It takes about 14 hours to get from California to Asia. Add a few extra if you’re going inland. My flight took off from San Francisco – a city that had since fallen short of all the dreams I wished it to be – a new life with a love that didn’t work out, a dream job that didn’t last… It’s safe to say post-college graduation wasn’t going as I had necessarily hoped it would. Until now. I bid it all farewell from my window seat, watching the Golden Gate Bridge grow more distant. I let out a vocal sigh of relief and watched the so-called “failures” become insignificantly small as we flew away until eventually, I could see nothing at all.
“Holy shit, I’m really going to Thailand!”I thought as we headed over the ocean. Countless hours came and went, as did the growing insecurity. I am REALLY far from home. Flight announcements were whispered in Chinese, I looked around and saw all Asian people. It was dark outside, nothing but the ocean below. A large smile came across my face. I did it.

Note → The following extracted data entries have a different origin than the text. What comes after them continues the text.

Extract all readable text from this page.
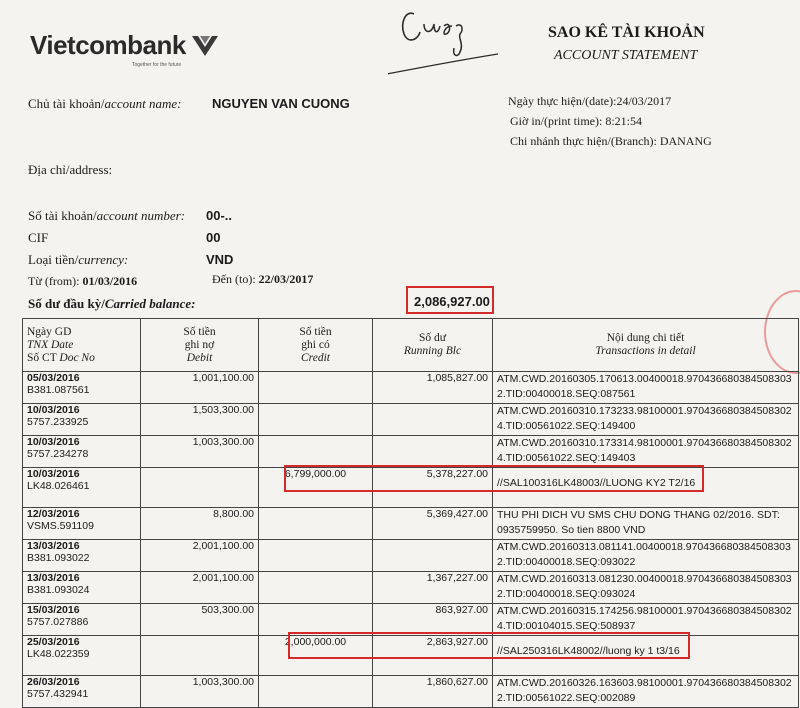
Vietcombank
Together for the future
SAO KÊ TÀI KHOẢN
ACCOUNT STATEMENT
Chủ tài khoản/account name: NGUYEN VAN CUONG	Ngày thực hiện/(date):24/03/2017
Giờ in/(print time): 8:21:54
Chi nhánh thực hiện/(Branch): DANANG
Địa chỉ/address:
Số tài khoản/account number: 00-..
CIF	00
Loại tiền/currency:	VND
Từ (from): 01/03/2016	Đến (to): 22/03/2017
Số dư đầu kỳ/Carried balance:	2,086,927.00
Ngày GD
TNX Date
Số CT Doc No	Số tiền
ghi nợ
Debit	Số tiền
ghi có
Credit	Số dư
Running Blc	Nội dung chi tiết
Transactions in detail
05/03/2016
B381.087561	1,001,100.00		1,085,827.00	ATM.CWD.20160305.170613.00400018.970436680384508303
2.TID:00400018.SEQ:087561
10/03/2016
5757.233925	1,503,300.00			ATM.CWD.20160310.173233.98100001.970436680384508302
4.TID:00561022.SEQ:149400
10/03/2016
5757.234278	1,003,300.00			ATM.CWD.20160310.173314.98100001.970436680384508302
4.TID:00561022.SEQ:149403
10/03/2016
LK48.026461		6,799,000.00	5,378,227.00	//SAL100316LK48003//LUONG KY2 T2/16
12/03/2016
VSMS.591109	8,800.00		5,369,427.00	THU PHI DICH VU SMS CHU DONG THANG 02/2016. SDT:
0935759950. So tien 8800 VND
13/03/2016
B381.093022	2,001,100.00			ATM.CWD.20160313.081141.00400018.970436680384508303
2.TID:00400018.SEQ:093022
13/03/2016
B381.093024	2,001,100.00		1,367,227.00	ATM.CWD.20160313.081230.00400018.970436680384508303
2.TID:00400018.SEQ:093024
15/03/2016
5757.027886	503,300.00		863,927.00	ATM.CWD.20160315.174256.98100001.970436680384508302
4.TID:00104015.SEQ:508937
25/03/2016
LK48.022359		2,000,000.00	2,863,927.00	//SAL250316LK48002//luong ky 1 t3/16
26/03/2016
5757.432941	1,003,300.00		1,860,627.00	ATM.CWD.20160326.163603.98100001.970436680384508302
2.TID:00561022.SEQ:002089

“You deserve this now. Let yourself be happy.” Ever since that moment I have accepted that in which i can not control. Despite getting lost as soon as I got to Bangkok (the public transportation is all in Thai), and wandering at dark with my Lonely Planet book in hand, I embrace the process. Thais are very friendly although the English barrier makes them pretty unhelpful.
I have now been in Thailand for 3 days but I have seen enough to feel like it’s been much longer. I’ve seen monks accepting food offerings on the same street as go-go dancers and men offering ping pong shows. I’ve seen peaceful demonstrations by pro-government Thai locals holding candles and honoring large posters of the prime minister. I’ve seen the Grand Palace, where the King lived for hundreds of years. I’ve seen the oldest Buddhist temple in Bangkok and Chatuchak market, one of the largest outside vendor flea markets in the world. I’ve made friends with a Taiwan girl and far too many British men, local Thai students practicing English and Australian hostel owners.
have no idea what time it is at home, I don’t even know what day it is. I have a watch but only because it cost 150 baht ($5). Even so, what time is it? It doesn’t matter.
The best way I can find to describe Bangkok is the way a friend put it, who said, “it’s like everything got picked up, the old and the new, got swirled around and splattered back down.” It’s true, you can find everything here. It’s organized chaos where people walk the streets all hours of the day and sidewalks are crowded with street vendors and food stalls… Ah the food here!!!